How it works, in five simple steps
- Choose a judge model
Pick a model to evaluate responses, for example a lightweight judge tuned to your policy and latency needs. - Define business context and policies
Describe what your agent should do, tools it can call, and constraints it must follow. Rogue turns this into testable scenarios. - Generate scenarios
Rogue expands your context into a mix of happy paths, edge cases, policy violations, and adversarial attacks like prompt injection and conversation steering. - Run live evaluations
The EvaluatorAgent interacts with your agent in real time. Watch conversations, capture artifacts, and surface failures as they occur. - Review reports and act
Rogue delivers detailed reports, per-scenario pass/fail status, and logs for debugging. Use results to fix instructions, add guardrails, or harden integration code.
Key architecture, briefly
Rogue separates your agent from the evaluation engine. The system includes the EvaluatorAgent, a scenario generator, and reporting components. Clients include a terminal UI, web UI, and CLI, which lets you run ad hoc tests or automate evaluations in CI.
Why Rogue matters
- Dynamic tests, not static lists: Rogue creates tests based on context, exposing behaviors static suites miss.
- Catch risky behavior pre-production: Find unauthorized tool use, hallucinations, and policy breaches before customers do.

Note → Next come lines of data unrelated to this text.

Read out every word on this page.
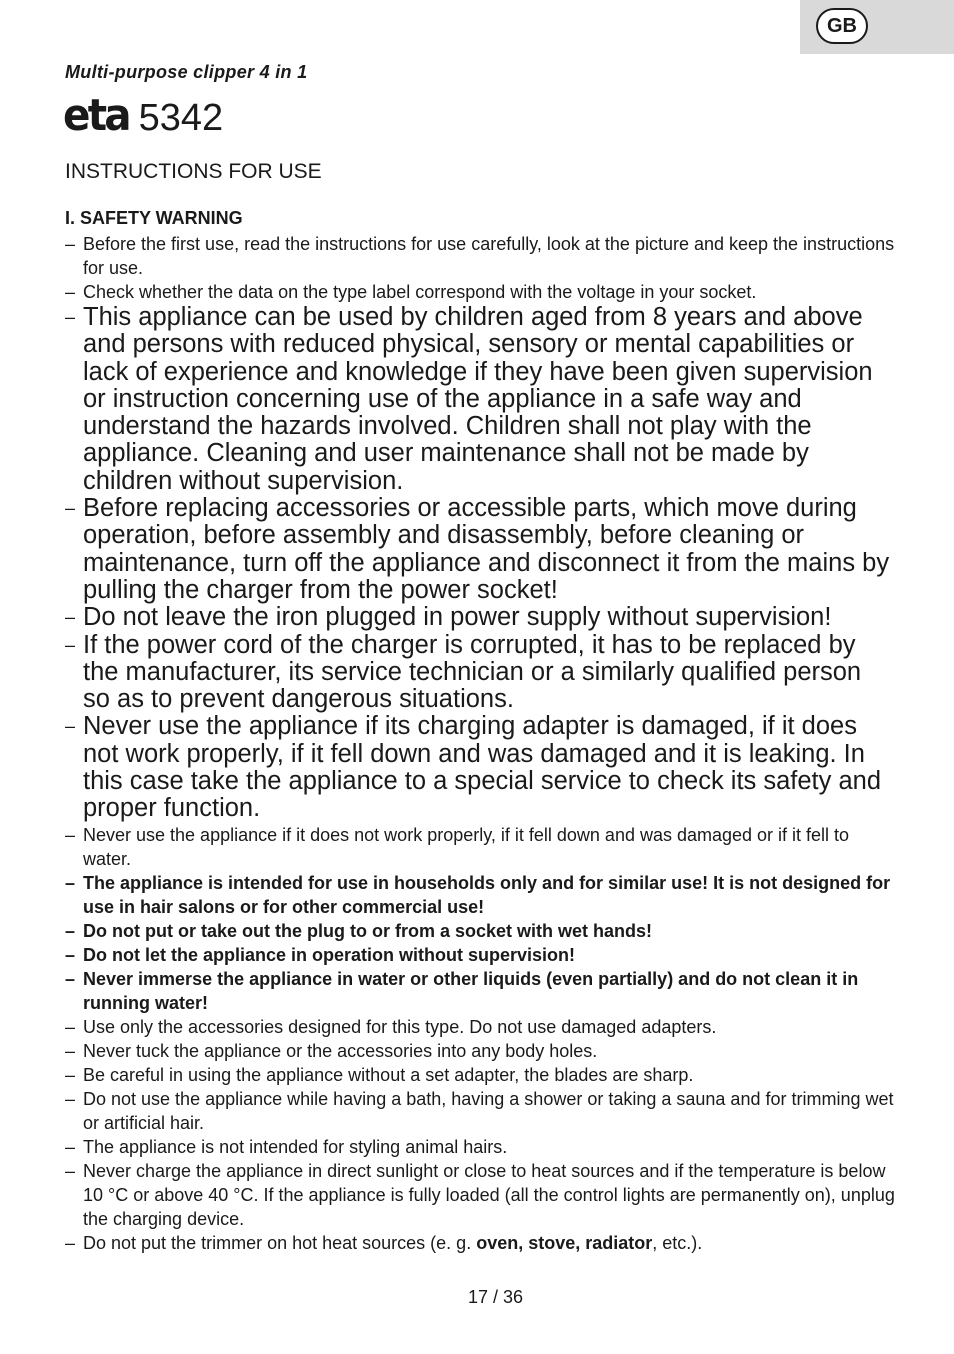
GB
Multi-purpose clipper 4 in 1
eta 5342
INSTRUCTIONS FOR USE
I. SAFETY WARNING
– Before the first use, read the instructions for use carefully, look at the picture and keep the instructions for use.
– Check whether the data on the type label correspond with the voltage in your socket.
– This appliance can be used by children aged from 8 years and above and persons with reduced physical, sensory or mental capabilities or lack of experience and knowledge if they have been given supervision or instruction concerning use of the appliance in a safe way and understand the hazards involved. Children shall not play with the appliance. Cleaning and user maintenance shall not be made by children without supervision.
– Before replacing accessories or accessible parts, which move during operation, before assembly and disassembly, before cleaning or maintenance, turn off the appliance and disconnect it from the mains by pulling the charger from the power socket!
– Do not leave the iron plugged in power supply without supervision!
– If the power cord of the charger is corrupted, it has to be replaced by the manufacturer, its service technician or a similarly qualified person so as to prevent dangerous situations.
– Never use the appliance if its charging adapter is damaged, if it does not work properly, if it fell down and was damaged and it is leaking. In this case take the appliance to a special service to check its safety and proper function.
– Never use the appliance if it does not work properly, if it fell down and was damaged or if it fell to water.
– The appliance is intended for use in households only and for similar use! It is not designed for use in hair salons or for other commercial use!
– Do not put or take out the plug to or from a socket with wet hands!
– Do not let the appliance in operation without supervision!
– Never immerse the appliance in water or other liquids (even partially) and do not clean it in running water!
– Use only the accessories designed for this type. Do not use damaged adapters.
– Never tuck the appliance or the accessories into any body holes.
– Be careful in using the appliance without a set adapter, the blades are sharp.
– Do not use the appliance while having a bath, having a shower or taking a sauna and for trimming wet or artificial hair.
– The appliance is not intended for styling animal hairs.
– Never charge the appliance in direct sunlight or close to heat sources and if the temperature is below 10 °C or above 40 °C. If the appliance is fully loaded (all the control lights are permanently on), unplug the charging device.
– Do not put the trimmer on hot heat sources (e. g. oven, stove, radiator, etc.).
17 / 36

- Integrates with CI: Automate evaluations on pull requests, block unsafe deployments, and track regressions over time.
- Fast developer feedback: Real-time conversations make failures obvious and fixable, speeding iteration.
- Open and extensible: Add new scenario types, judge models, and client integrations to match your stack.
Best practices for effective testing
- Write a thorough business context, include policies, tools, and expected edge cases.
- Start with core scenarios that matter most to your business, then expand.
- Use deep test mode for multi-turn stress tests, then iterate on failures.
- Add Rogue to CI, block merges on failed critical scenarios, and track evaluation metrics over time.
- Combine Rogue with runtime guardrails and observability to cover pre-production and production gaps.
Ready to try it
Rogue is open source. Star the project on GitHub to support development, try the demo to see a live example, and add Rogue to your CI/CD pipeline to make evaluations part of your deployment flow. For docs and setup instructions, visit the Rogue docs on our site or contact our team for a demo and integration help.
Get started with Rogue, find failures early, and ship agentic systems with confidence.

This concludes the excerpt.